Layla Moran introduced a motion at the Liberal Democrat Spring Conference to update the party’s policy on Europe. She pointed out that, far from securing cultural ties with our continental neighbours, red tape is strangling a new generation of musicians, and we need paper-free tours for artists. The Government’s new Turing scheme is not adequate and does not offer the benefits of Erasmus plus.
The UK should scrap passport requirements for school trips. The youth mobility scheme for gap-years needs to be reinstated, as this would also help plug the social care gap with young temporary care workers from the EU. In the withdrawal negotiations, the EU offered concessions on many of these cultural ties, but the UK hard-Brexit negotiators declined them. Now we are beginning to see the cost.
The various speakers who followed all supported the motion, most of them telling stories from their own experience. Others in the chat also mentioned specific examples.
Turing vs Erasmus+
Comparing Turing to Erasmus+ someone pointed out that Turing will help only the wealthiest students from elsewhere to come to the UK, and not help youth from poorer families. These used to benefit from Erasmus+ links between colleges of further education.
Turing only pays fees but none of the other expenses such as travel, visa fees, and accommodation. Examples popped up in the chat about British students trying to go to Spain hit by visa costs, and students from Dunbar who now had to pay for accommodation in France.
UK’s Passport Requirement Is a Deterrent
Within the EU school students need only ID cards to travel on short visits. Now they need passports for entry to the UK. But this will deter schools from poorer communities: ID cards cost €16 while passports cost €100. If a class from Germany, for instance, contains some Turkish students, they might not be able to come at all.
In Kent, school parties are very important to the high street economy of Canterbury, with many constantly flowing through the medieval streets to the Cathedral, and other sites. Covid has, of course, blocked such parties this year, but in this next school year, we will see how the Brexit visa requirement harms the Canterbury tourist economy.
School Visits Opened Windows Of Opportunity
School visits used to lead to further opportunities. For instance a school student hosted by a family in Scotland realised she could study to be a vet in Scotland under Erasmus+. But no longer.
Throughout the UK school system, the number studying foreign languages or planning to major in them is falling, especially German.
Loss Of Language Students Leads To Loss Of Language Schools
The many schools teaching English as a foreign language, that used to attract hundreds of thousands from Europe to their courses in the UK, are already suffering from pandemic travel restrictions. They are now likely to go out of business because of Brexit visa restrictions.
No Agreement Yet On Mutual Recognition Of Professional Qualifications
In the chat, someone mentioned the problems of professionally qualified individuals. Architects and engineers, who used to take contracts in other EU countries, are now blocked from doing so, because mutual recognition of qualifications has not been agreed.
It is also much harder for academics and research scientists to work across EU borders. It is not just the visas for the academics that is the problem: they need to transport their equipment across borders, such as isotopes. They have to fill in “Carnets” and present them at every national frontier.

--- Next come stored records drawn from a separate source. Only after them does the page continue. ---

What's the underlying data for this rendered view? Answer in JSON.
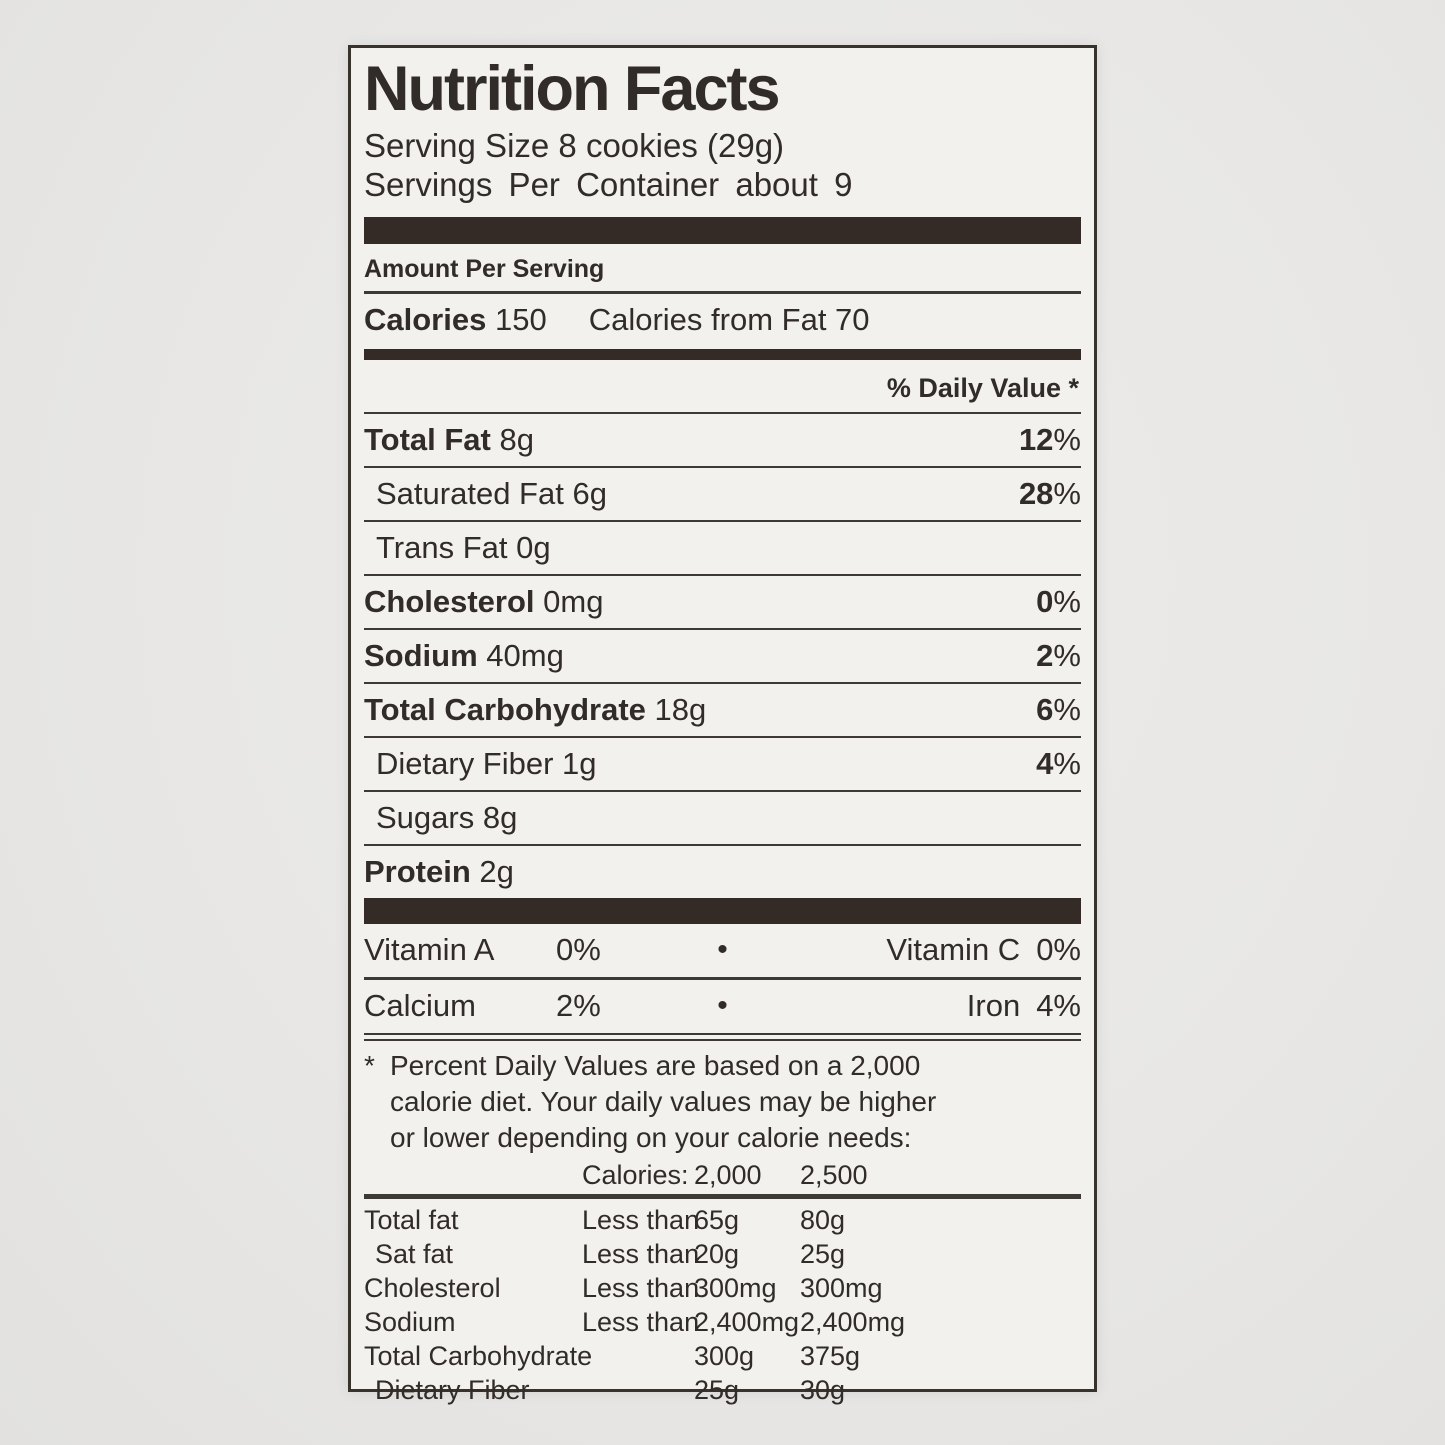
{
  "label": {
    "title": "Nutrition Facts",
    "serving_size": "Serving Size 8 cookies (29g)",
    "servings_per_container": "Servings Per Container about 9",
    "amount_per_serving": "Amount Per Serving",
    "calories_label": "Calories",
    "calories_value": "150",
    "calories_from_fat": "Calories from Fat 70",
    "daily_value_header": "% Daily Value *",
    "nutrients": [
      {
        "name": "Total Fat",
        "amount": "8g",
        "dv": "12",
        "bold": true,
        "indent": false
      },
      {
        "name": "Saturated Fat",
        "amount": "6g",
        "dv": "28",
        "bold": false,
        "indent": true
      },
      {
        "name": "Trans Fat",
        "amount": "0g",
        "dv": "",
        "bold": false,
        "indent": true
      },
      {
        "name": "Cholesterol",
        "amount": "0mg",
        "dv": "0",
        "bold": true,
        "indent": false
      },
      {
        "name": "Sodium",
        "amount": "40mg",
        "dv": "2",
        "bold": true,
        "indent": false
      },
      {
        "name": "Total Carbohydrate",
        "amount": "18g",
        "dv": "6",
        "bold": true,
        "indent": false
      },
      {
        "name": "Dietary Fiber",
        "amount": "1g",
        "dv": "4",
        "bold": false,
        "indent": true
      },
      {
        "name": "Sugars",
        "amount": "8g",
        "dv": "",
        "bold": false,
        "indent": true
      },
      {
        "name": "Protein",
        "amount": "2g",
        "dv": "",
        "bold": true,
        "indent": false
      }
    ],
    "micronutrients": {
      "bullet": "•",
      "row1": {
        "left_name": "Vitamin A",
        "left_value": "0%",
        "right_name": "Vitamin C",
        "right_value": "0%"
      },
      "row2": {
        "left_name": "Calcium",
        "left_value": "2%",
        "right_name": "Iron",
        "right_value": "4%"
      }
    },
    "footnote_marker": "*",
    "footnote_lines": [
      "Percent Daily Values are based on a 2,000",
      "calorie diet. Your daily values may be higher",
      "or lower depending on your calorie needs:"
    ],
    "dv_table": {
      "header": {
        "label": "Calories:",
        "col1": "2,000",
        "col2": "2,500"
      },
      "rows": [
        {
          "name": "Total fat",
          "qualifier": "Less than",
          "col1": "65g",
          "col2": "80g",
          "indent": false
        },
        {
          "name": "Sat fat",
          "qualifier": "Less than",
          "col1": "20g",
          "col2": "25g",
          "indent": true
        },
        {
          "name": "Cholesterol",
          "qualifier": "Less than",
          "col1": "300mg",
          "col2": "300mg",
          "indent": false
        },
        {
          "name": "Sodium",
          "qualifier": "Less than",
          "col1": "2,400mg",
          "col2": "2,400mg",
          "indent": false
        },
        {
          "name": "Total Carbohydrate",
          "qualifier": "",
          "col1": "300g",
          "col2": "375g",
          "indent": false
        },
        {
          "name": "Dietary Fiber",
          "qualifier": "",
          "col1": "25g",
          "col2": "30g",
          "indent": true
        }
      ]
    },
    "colors": {
      "ink": "#322c28",
      "bar": "#342b26",
      "label_bg": "#f2f1ee",
      "page_bg": "#e8e7e5"
    }
  }
}
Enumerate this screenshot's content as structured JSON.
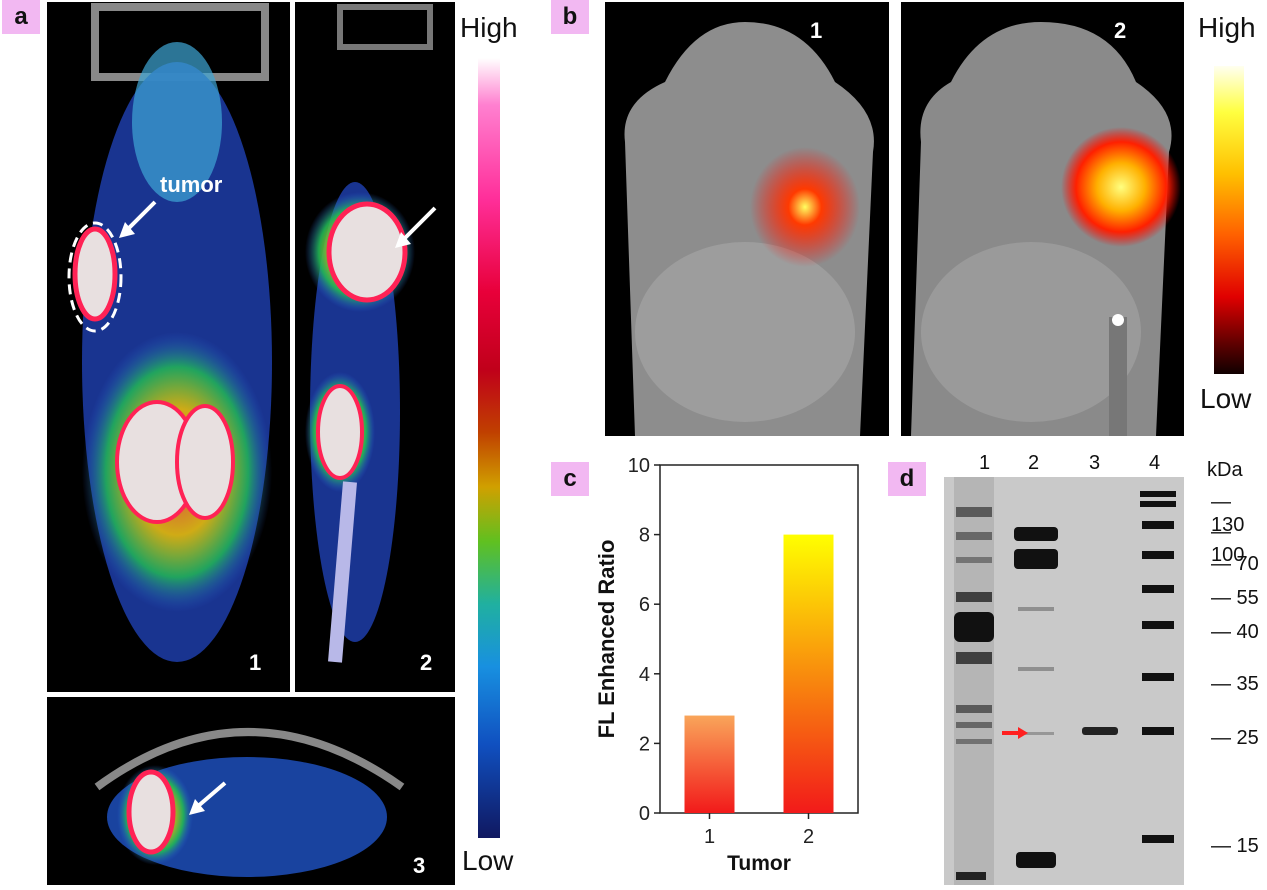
{
  "panel_a": {
    "label": "a",
    "tumor_label": "tumor",
    "view_numbers": [
      "1",
      "2",
      "3"
    ],
    "colorbar": {
      "high": "High",
      "low": "Low"
    }
  },
  "panel_b": {
    "label": "b",
    "view_numbers": [
      "1",
      "2"
    ],
    "colorbar": {
      "high": "High",
      "low": "Low"
    }
  },
  "panel_c": {
    "label": "c"
  },
  "panel_d": {
    "label": "d",
    "lanes": [
      "1",
      "2",
      "3",
      "4"
    ],
    "unit": "kDa",
    "markers": [
      "130",
      "100",
      "70",
      "55",
      "40",
      "35",
      "25",
      "15"
    ]
  },
  "chart_data": {
    "type": "bar",
    "categories": [
      "1",
      "2"
    ],
    "values": [
      2.8,
      8.0
    ],
    "xlabel": "Tumor",
    "ylabel": "FL Enhanced Ratio",
    "ylim": [
      0,
      10
    ],
    "yticks": [
      "0",
      "2",
      "4",
      "6",
      "8",
      "10"
    ],
    "grid": false,
    "colors": {
      "bar1_top": "#f9a55a",
      "bar1_bottom": "#f21a1a",
      "bar2_top": "#ffff00",
      "bar2_bottom": "#f21a1a"
    }
  }
}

Loss Of EU Funding For Research
One speaker, clearly a physics teacher, described how he got EU funds to investigate physics education on the continent. Such funds will not now be available to the UK. So he pointed out that “cultural ties” are not just for arts and music but also for science.
Music Industry Badly Hit
Several speakers gave more details on how Brexit hampers the music industry. For example, in the Netherlands a jazz group on tour from the UK consisted of an English singer backed up by an Italian pianist and a German clarinet player, a multi-national collaboration that will become increasingly unlikely.
Someone also pointed out that the music industry is much more than just the performers: there is a whole support structure of transport, lighting, installation, and media, with jobs in all these likely to fall away.
Already, someone in the chat said, there is a drop in music graduates able to get jobs in the music industry. But music has for decades been at the forefront of creative industry export with Cool Britannia concerts in Europe. As someone quipped: let the Yellow Brick Road replace the Blue Wall.